É bastante diferente dos seus trabalhos até então...

Não, é preciso não confundir o Carlos Lyra compositor com o Carlos Lyra bossa nova. O bossa nova é apenas uma faceta do compositor. Eu também faço outro tipo de música, até umas coisas eruditas, um prelúdio para piano meio chopiniano, musiquei Machado de Assis e Castro Alves, que é completamente diferente daquilo que a gente está acostumado a ouvir como bossa nova. Chega o João Gilberto, um sambinha bossa nova, e todo mudo acha que bossa nova é batidinha de samba. Não é não, bossa nova tem baião, tem modinha, tem o diabo a quatro. Então ou bossa nova é tudo que eu fiz, inclusive a música do Padre e a Moça, ou então bossa nova é um sambinha, Lobo Bobo, Você e eu, e o resto é o compositor Carlos Lyra em outras facetas.

Além de ser distante da música popular, até por contar com o Guerra-Peixe, a música tem um aspecto religioso...

Tinha isso, porque tinha a coisa das beatas. O próprio tema do filme, do poema do Drumond, tinha um padre... Então eu cometi coisas incríveis. Eu peguei até um tema de que aparece nas missas, Dias Irae... (Lyra canta um dos temas do filme), e eu botei isso como parte da música. Eu inseri aquele troço na minha composição e inseri ali. E outra coisa que eu também botei, era uma música que se tocava muito na França, em casamentos (Canta). Tinha até uma letra em latim que eu aprendi no colégio Santo Inácio. Então, essa música eu inseri ali também, que era uma música religiosa que se cantava muito em latim, na França, mas no Brasil cantava-se pouco. Mas eu aprendi isso no Santo Inácio. Inseri esta melodia, pra mim está trabalhada e posta, junto com Dias Irae. A música ganhou prêmio de ‘65 e ‘66, juntaram toda a premiação naquela época.

E como foi a gravação das vozes das beatas?
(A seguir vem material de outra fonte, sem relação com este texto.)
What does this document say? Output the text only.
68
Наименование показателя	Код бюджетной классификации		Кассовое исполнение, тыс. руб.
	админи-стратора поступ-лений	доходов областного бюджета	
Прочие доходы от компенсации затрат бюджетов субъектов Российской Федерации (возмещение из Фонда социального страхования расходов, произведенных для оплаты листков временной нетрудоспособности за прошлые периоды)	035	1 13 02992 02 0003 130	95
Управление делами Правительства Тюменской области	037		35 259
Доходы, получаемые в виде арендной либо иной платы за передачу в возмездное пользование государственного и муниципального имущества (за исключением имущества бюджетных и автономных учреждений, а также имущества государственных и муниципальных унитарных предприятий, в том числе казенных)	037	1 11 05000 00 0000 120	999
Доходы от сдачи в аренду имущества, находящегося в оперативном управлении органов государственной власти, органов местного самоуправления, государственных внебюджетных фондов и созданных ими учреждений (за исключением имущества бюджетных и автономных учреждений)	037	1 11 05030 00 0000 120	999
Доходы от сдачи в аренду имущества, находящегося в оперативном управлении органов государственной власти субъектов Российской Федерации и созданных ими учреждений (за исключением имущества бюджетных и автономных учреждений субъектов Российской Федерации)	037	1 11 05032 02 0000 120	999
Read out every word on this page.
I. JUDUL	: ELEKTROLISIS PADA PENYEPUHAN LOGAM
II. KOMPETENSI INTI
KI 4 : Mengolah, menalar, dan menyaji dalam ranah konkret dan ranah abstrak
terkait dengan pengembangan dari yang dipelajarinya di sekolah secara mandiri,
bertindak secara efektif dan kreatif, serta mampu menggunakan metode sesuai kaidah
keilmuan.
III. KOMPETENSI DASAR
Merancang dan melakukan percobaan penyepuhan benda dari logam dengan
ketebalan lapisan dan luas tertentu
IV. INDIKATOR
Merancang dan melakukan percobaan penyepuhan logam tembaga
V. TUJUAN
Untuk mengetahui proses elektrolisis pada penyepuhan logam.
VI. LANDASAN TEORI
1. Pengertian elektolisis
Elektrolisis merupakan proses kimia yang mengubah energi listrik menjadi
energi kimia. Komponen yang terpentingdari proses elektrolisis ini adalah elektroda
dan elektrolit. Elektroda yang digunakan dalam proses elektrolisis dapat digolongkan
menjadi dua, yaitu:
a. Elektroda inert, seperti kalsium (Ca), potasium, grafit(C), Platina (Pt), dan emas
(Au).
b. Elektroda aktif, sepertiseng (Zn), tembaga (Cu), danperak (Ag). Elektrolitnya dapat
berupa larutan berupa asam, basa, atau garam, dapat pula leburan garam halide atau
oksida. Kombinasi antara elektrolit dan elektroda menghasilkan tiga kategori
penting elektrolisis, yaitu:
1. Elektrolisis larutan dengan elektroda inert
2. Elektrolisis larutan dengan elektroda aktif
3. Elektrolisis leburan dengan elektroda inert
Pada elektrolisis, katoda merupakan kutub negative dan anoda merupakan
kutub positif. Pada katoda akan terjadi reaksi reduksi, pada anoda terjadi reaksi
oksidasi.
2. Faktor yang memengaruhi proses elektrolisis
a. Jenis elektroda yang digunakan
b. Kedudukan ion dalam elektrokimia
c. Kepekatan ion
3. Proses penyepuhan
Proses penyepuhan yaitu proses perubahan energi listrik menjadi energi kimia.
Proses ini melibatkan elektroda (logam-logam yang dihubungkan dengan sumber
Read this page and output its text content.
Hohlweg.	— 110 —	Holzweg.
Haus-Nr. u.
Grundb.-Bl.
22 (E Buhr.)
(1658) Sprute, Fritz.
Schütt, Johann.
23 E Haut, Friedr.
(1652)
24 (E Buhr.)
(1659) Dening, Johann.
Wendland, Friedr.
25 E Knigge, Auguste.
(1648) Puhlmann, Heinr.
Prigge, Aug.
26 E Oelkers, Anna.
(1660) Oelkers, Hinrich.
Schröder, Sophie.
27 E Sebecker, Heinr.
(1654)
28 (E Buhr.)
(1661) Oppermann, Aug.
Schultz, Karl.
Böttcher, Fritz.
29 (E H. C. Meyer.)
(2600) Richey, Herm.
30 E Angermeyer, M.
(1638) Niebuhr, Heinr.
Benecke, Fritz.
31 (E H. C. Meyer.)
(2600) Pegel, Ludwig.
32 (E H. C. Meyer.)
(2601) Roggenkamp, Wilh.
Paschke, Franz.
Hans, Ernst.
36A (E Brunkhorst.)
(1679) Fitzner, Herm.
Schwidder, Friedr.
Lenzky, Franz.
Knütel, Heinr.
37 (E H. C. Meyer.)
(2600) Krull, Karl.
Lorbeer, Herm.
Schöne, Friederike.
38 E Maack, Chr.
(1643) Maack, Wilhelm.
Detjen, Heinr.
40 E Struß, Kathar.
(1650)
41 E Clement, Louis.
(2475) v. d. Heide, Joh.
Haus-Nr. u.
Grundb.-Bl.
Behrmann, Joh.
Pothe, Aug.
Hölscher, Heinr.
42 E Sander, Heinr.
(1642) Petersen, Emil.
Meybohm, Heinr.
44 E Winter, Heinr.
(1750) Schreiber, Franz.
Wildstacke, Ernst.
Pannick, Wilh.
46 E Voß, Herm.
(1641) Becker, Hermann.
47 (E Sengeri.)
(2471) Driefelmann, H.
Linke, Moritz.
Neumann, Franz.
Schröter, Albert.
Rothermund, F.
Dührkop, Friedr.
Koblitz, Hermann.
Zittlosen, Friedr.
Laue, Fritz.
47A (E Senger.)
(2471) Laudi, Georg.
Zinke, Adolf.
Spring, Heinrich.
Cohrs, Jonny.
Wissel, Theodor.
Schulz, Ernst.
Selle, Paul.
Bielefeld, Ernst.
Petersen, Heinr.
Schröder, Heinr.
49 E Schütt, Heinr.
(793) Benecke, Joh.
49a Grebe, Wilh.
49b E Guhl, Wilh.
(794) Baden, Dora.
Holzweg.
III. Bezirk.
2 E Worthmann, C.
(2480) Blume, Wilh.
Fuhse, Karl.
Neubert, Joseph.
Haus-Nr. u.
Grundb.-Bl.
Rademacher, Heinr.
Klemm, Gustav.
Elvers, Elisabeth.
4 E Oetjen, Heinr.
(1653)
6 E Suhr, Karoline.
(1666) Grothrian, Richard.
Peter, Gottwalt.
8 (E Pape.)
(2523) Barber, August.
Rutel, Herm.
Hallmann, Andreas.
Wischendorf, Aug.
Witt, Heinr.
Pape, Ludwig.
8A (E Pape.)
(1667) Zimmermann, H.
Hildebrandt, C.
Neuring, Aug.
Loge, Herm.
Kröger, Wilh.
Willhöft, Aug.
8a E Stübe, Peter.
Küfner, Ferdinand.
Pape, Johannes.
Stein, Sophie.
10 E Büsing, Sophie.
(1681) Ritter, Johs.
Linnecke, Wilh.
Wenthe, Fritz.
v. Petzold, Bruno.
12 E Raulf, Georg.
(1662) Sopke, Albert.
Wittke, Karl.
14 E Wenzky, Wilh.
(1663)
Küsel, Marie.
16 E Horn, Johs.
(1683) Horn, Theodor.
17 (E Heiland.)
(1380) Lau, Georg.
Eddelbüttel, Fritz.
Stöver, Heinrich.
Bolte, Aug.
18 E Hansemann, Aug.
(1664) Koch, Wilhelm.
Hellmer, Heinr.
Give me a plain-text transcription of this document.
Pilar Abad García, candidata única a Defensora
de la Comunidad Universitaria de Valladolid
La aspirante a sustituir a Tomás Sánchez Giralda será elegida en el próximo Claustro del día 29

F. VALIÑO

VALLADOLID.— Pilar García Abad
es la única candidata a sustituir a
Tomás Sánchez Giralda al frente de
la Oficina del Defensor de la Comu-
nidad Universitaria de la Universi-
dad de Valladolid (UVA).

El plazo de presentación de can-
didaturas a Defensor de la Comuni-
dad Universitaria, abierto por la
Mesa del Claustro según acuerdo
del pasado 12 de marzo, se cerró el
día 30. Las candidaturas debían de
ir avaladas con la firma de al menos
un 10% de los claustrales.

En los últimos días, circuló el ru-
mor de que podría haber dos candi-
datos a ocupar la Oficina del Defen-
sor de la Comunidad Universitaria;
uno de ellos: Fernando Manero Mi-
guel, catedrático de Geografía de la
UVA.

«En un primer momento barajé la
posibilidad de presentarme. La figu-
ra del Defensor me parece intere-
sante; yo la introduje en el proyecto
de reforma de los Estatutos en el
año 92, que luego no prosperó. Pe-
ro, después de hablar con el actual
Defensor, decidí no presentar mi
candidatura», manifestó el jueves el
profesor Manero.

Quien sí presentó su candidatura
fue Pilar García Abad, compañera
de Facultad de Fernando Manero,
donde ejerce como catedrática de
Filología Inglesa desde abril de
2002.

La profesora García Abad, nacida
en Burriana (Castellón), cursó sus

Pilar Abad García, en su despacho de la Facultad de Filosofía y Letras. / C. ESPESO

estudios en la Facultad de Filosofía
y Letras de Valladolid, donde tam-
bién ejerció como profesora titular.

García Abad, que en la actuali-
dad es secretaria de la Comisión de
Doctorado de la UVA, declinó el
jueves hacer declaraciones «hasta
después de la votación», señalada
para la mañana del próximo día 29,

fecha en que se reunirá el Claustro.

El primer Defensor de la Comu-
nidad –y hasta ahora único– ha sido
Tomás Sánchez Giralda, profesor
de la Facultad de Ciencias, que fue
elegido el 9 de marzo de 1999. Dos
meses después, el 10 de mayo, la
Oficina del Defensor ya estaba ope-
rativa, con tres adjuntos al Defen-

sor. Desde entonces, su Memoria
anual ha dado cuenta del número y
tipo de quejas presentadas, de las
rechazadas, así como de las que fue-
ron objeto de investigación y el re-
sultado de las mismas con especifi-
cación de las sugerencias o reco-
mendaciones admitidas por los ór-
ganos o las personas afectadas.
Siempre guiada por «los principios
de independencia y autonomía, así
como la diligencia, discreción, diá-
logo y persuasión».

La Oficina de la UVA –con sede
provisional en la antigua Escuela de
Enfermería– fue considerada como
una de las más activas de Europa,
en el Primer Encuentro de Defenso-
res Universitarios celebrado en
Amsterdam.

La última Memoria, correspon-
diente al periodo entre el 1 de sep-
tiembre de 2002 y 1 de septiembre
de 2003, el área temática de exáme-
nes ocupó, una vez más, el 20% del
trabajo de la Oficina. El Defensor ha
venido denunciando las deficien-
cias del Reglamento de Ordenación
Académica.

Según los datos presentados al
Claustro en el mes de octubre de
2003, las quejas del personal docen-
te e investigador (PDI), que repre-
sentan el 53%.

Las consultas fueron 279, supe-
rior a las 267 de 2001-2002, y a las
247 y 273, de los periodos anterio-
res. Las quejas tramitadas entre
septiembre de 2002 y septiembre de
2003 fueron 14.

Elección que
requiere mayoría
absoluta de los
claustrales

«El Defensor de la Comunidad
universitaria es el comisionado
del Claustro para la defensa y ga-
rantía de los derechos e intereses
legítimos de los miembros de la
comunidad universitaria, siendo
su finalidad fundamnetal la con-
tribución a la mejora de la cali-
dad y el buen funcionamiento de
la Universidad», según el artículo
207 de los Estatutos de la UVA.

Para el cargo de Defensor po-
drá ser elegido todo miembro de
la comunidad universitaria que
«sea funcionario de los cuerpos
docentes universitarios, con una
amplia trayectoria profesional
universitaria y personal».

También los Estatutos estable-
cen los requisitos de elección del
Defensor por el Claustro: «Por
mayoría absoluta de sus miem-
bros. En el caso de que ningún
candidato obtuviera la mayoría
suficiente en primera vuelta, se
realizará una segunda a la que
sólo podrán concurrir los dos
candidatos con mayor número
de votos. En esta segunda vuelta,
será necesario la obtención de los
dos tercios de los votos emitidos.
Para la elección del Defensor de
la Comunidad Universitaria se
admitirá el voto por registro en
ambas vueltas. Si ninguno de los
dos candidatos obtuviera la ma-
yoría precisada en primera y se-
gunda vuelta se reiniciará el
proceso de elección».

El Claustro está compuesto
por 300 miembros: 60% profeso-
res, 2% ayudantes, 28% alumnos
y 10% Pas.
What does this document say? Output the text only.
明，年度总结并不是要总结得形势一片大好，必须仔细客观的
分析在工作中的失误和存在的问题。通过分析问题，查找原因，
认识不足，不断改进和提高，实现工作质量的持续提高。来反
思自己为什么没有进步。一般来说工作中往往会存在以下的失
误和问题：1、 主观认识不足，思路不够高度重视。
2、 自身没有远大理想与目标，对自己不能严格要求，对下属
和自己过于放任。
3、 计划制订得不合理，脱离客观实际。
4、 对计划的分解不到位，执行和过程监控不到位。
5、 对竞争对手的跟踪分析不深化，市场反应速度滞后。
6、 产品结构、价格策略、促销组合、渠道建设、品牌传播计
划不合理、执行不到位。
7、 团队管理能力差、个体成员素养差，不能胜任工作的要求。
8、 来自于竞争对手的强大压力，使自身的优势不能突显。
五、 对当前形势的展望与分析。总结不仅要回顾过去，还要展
A gente soltou o mulherio, o coro, no estúdio, e saiu cantando qualquer coisa. Deixava vagar e soltar a voz. Joaquim ficou horrorizado, mas depois ele disse: "achei legal isso, mas eu não tive coragem, você é muito audacioso" Foi aí que ele me cobriu de elogios. E eu sempre gostei de criar música de filme. A minha orquestração para o filme Gimba, de Flávio Rangel eram seis pares de tamanco, uma gaita e um violão. Inspirado naqueles filmes do Kurosawa, aqueles sons que você não sabia de onde vinha. Eu falei "eu quero fazer assim, mas com seis pares". Então seis pares vinham, você não sabia de onde vinha aquele som estranho. Essa coisas, eu gosto de mexer, fazendo música pra filme, brincar com isso.

Você já conhecia o Guerra-Peixe?

Já, o Guerra Peixe era o meu orquestrador principal na Rádio Nacional, ele e o Radamés. Aliás, eu fui chamado, antes da Revolução, antes do Golpe, o Dias Gomes, que era o diretor artístico, me chamou pra ser o diretor musical da Rádio Nacional. E fui para lá trabalhar nesta rádio. O Dias Gomes dizia: "esse negocio da tevê não pegou, um horror, precisamos prestigiar a Rádio ainda...". Quem te viu, quem te vê. E a gente foi lá com a Rádio essa coisa boa, maravilhosa. E conseguimos fazer coisas boas na Rádio. Tudo que eu fazia o Guerra Peixe chegava e orquestrava pra mim, ele e o Radamés. Ele trabalhava muito comigo. Minhas músicas com orquestração desses dois. E o Guerra ficou muito meu amigo nessa época, ele fez um elogio para a minha música Aruanda, "Essa é a música mais importante do cancioneiro brasileiro popular, estrutura A-A-B-A, é assim, estrutura de sonata, você faz certo, certíssimo". Aquelas coisas dele, evidentemente que é só uma visão parcial dessa realidade, mas era muito engraçado ele falar essas coisas, esses depoimentos, que é muito gratificante para mim, né?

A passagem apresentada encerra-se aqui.